Ok, il y a à son palmarès quelques histoires courtes et Domû (un récit moyen-métrage, dirons-nous, qui est une sorte de répétition de Akira, avec des personnages qui s'affrontent également par pouvoirs télékinétiques interposés) mais ça reste modeste malgré tout (dans Akira, les personnages rasent des villes entières, dans Domû, on détruit à peine un ou deux immeubles).

Pour compenser les scènes de morts écrabouillés salement sous des tas de gravas, 
on a aussi droit dans Domû a de jolis images d'enfant qui vole.

Akira est un peu le projet d'une vie (et, de fait, depuis, il a pas fait grand chose) (dans le domaine de la bande dessinée) (il répète ces derniers temps à qui veut bien l'entendre qu'il prépare un nouveau projet, mais, bon, moi je me dis un peu que c'est un énorme bluff pour qu'on lui foute la paix) (un peu comme quand on demandait à Spielberg quand est-ce qu'il réaliserait Indiana Jones 4 et qu'il répondait qu'il travaillait dessus et que c'était pour bientôt) (alors qu'il ne l'a finalement jamais réalisé) (NON) (Il ne l'a JAMAIS réalisé).

Tout ça pour dire que Otomo a mis tout ce qu'il pouvait dans ce bouquin. Et il peut beaucoup, le bougre.

MAIS COMMENT ?

Des personnages ouf à la fois hyper-charismatiques, hyper-torturés, hyper-marrants, hyper-vivants. Des personnages profonds. Un dessin qui réussi à combiner réalisme précis des décors et réalisme un peu plus souple des personnages pour l'expressivité. Des découpages de dingues dans lesquels on ne perd jamais le sens de l'action, la compréhension de l'espace, la position de chaque protagoniste dans cet espace. Un scénario extrêmement vaste qui brasse large avec des amours, des luttes, de la politique, de la religion, du métaphysique, de l'humour, et j'en passe.

On comprend que l'oeuvre ait marqué.

Et s'il ne fallait qu'une raison pour lire Akira, ce serait celle-ci : se rendre compte de son immense influence au niveau des designs de science fiction. Durant les 20 années qui vont suivre la parution des bouquins, tout le monde va venir y pomper quelque chose. C'est le 2001 : l'odyssée de l'espace de la bande dessinée (avant 2001, les vaisseaux spatiaux était des amas de boules oranges fluos qui voguaient sur du funk, après, tout deviendra blanc et froid). On a l'impression que plus aucun dessinateur de SF ne pourra représenter le moindre fer-à-repasser sans que son design ne soit inspiré du trait de Otomo.

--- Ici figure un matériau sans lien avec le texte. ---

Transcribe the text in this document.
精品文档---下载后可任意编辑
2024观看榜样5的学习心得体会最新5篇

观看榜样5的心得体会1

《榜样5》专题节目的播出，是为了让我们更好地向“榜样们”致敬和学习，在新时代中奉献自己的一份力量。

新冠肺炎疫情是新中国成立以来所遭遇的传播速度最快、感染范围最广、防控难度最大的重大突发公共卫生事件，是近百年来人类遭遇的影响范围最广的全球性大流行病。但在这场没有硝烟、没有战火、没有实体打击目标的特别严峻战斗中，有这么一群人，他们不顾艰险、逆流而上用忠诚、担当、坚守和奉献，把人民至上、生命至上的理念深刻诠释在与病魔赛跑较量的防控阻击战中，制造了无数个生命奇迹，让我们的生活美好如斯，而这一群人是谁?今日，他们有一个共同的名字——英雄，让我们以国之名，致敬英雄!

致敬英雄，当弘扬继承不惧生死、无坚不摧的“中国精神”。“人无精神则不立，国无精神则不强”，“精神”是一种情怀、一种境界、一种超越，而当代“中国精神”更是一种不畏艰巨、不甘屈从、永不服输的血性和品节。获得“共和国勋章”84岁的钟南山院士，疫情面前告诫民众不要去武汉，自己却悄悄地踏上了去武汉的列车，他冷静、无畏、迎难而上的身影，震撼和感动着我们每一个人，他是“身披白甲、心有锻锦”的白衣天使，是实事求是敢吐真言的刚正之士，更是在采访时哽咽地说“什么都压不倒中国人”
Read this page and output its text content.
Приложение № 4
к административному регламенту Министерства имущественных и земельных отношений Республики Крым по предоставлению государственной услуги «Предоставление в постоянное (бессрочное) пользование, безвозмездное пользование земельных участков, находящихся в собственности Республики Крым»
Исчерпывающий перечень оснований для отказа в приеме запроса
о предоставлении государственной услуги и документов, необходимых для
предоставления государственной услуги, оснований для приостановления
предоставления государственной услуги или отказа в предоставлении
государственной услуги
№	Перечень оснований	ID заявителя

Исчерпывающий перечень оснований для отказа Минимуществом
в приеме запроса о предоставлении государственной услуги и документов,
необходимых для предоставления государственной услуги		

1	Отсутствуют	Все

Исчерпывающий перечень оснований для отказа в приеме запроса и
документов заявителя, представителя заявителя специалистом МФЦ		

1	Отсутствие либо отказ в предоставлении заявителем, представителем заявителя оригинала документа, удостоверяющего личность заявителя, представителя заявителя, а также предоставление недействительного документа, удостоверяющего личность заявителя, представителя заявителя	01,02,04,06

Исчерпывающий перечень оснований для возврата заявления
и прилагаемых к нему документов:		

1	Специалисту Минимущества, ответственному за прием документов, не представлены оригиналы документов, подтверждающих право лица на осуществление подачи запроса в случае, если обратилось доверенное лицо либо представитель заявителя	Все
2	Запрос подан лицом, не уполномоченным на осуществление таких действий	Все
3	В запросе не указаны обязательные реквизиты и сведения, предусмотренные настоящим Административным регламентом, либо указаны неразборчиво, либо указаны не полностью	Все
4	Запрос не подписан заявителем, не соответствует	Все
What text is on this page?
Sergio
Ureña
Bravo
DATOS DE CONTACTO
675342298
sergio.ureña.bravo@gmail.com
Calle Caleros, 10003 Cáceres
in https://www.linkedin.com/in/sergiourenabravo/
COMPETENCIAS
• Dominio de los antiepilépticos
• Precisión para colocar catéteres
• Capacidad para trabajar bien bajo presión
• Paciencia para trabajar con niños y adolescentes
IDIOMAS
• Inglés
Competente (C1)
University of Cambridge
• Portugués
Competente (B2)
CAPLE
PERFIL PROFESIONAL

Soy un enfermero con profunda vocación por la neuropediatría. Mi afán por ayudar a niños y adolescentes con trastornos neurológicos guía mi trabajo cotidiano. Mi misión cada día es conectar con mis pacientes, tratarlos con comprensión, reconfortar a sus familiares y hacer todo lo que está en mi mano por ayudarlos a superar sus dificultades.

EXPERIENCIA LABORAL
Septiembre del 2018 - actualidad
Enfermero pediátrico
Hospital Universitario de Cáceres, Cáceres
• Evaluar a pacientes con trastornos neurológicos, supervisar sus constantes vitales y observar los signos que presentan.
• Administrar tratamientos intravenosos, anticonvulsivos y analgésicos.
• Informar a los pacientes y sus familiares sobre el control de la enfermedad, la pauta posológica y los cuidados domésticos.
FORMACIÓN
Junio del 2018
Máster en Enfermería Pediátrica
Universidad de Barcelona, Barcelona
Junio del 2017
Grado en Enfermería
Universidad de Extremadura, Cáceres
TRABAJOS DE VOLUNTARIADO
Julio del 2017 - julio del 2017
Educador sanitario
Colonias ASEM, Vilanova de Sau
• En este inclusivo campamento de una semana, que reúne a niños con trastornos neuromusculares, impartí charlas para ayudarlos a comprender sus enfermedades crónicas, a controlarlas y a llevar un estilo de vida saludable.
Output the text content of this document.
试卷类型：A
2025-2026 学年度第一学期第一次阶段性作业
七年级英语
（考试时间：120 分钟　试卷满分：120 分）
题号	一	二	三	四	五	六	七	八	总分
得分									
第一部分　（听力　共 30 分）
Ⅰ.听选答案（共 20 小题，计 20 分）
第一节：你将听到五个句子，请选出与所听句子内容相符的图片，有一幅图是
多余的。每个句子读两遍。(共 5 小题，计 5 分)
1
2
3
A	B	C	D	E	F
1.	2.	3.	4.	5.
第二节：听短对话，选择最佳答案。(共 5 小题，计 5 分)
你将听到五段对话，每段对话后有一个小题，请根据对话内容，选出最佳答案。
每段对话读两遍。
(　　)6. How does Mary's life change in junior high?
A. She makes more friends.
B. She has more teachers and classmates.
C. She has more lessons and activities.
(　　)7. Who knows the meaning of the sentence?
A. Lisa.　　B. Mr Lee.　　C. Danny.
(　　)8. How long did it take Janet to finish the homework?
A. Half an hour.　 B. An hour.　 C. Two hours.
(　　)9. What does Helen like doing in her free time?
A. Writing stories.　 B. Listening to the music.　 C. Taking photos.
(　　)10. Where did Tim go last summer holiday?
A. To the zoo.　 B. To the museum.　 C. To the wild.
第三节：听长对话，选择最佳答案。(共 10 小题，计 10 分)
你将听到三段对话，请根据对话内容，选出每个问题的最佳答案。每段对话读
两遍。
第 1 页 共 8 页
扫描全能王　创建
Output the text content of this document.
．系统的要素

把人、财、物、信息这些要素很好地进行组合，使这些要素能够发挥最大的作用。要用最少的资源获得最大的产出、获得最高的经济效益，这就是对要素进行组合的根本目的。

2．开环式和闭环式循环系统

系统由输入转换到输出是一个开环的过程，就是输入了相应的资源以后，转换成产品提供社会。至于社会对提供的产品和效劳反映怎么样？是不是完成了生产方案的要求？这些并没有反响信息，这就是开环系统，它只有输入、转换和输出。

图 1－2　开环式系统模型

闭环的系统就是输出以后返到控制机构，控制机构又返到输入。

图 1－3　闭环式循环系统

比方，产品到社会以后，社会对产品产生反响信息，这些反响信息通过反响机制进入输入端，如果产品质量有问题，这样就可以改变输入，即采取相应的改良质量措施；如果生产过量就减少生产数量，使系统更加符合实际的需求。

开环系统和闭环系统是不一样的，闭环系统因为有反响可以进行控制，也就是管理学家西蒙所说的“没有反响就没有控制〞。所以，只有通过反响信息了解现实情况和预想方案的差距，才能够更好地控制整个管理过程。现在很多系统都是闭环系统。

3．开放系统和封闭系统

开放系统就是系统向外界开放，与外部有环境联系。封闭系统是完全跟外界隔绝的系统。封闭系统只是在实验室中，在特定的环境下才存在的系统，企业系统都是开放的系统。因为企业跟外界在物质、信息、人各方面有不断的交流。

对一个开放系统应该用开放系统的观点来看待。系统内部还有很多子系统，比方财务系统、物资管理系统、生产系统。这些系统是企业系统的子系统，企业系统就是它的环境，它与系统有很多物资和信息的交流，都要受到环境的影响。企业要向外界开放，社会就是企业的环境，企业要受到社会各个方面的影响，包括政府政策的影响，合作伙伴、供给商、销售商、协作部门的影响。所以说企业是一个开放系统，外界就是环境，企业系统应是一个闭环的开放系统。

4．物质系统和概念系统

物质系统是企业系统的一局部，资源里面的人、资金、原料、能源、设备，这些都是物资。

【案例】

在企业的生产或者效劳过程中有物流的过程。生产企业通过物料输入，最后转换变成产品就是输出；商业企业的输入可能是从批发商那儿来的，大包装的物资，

Quand Buchet rend hommage à la fameuse moto rouge dans Akira.

ALORS, OUI, OK, C'EST VRAI.

Otomo a piqué le look de son dessin (à la fois rond et détaillé, réaliste et épuré) à Moebius.

(Mais, bon, Otomo a quand même rajouté pas mal de truc au style moebusien de base.) (Par exemple, tout bêtement : des traits, partout, tout le temps, des tas de petits traits pour mieux représenter les différentes matières et matériaux, afin d'accroître la palpabilité (si, ça existe) de son univers.) (Il a également utilisé un dessin beaucoup plus détaillé, tellement détaillé qu'on a l'impression de comprendre comment fonctionnent les machines rien qu'en les regardant (c'est un des rares exemples où le détail favorise l'imagination du lecteur, qui va essayer de trouver une raison à la présence de tous ces tuyaux dans toutes ces gaines dans tout ces multiplexeurs à ondes cérébrales) (car, oui, c'est évident, ça ne peut être que des multiplexeurs à onde cérébrale).)

On ne sait pas à quoi ça sert, mais on sait que ça doit faire mal.

(Et, de l'autre côté, la planète entière a ensuite piqué le look de son dessin à Otomo, alors...)

(C'est le cycle de la vie, voilà tout.)

(Et la vie trouve toujours un chemin.)

Harzakc, Nausicaa, Testuo, et Arzak, dessinés respectivement par Miyazaki, Moebius, Moebius, et Otomo.

ALORS ?

Cette immense influence graphique cache un mystère : la totale non-influence politique de l'oeuvre.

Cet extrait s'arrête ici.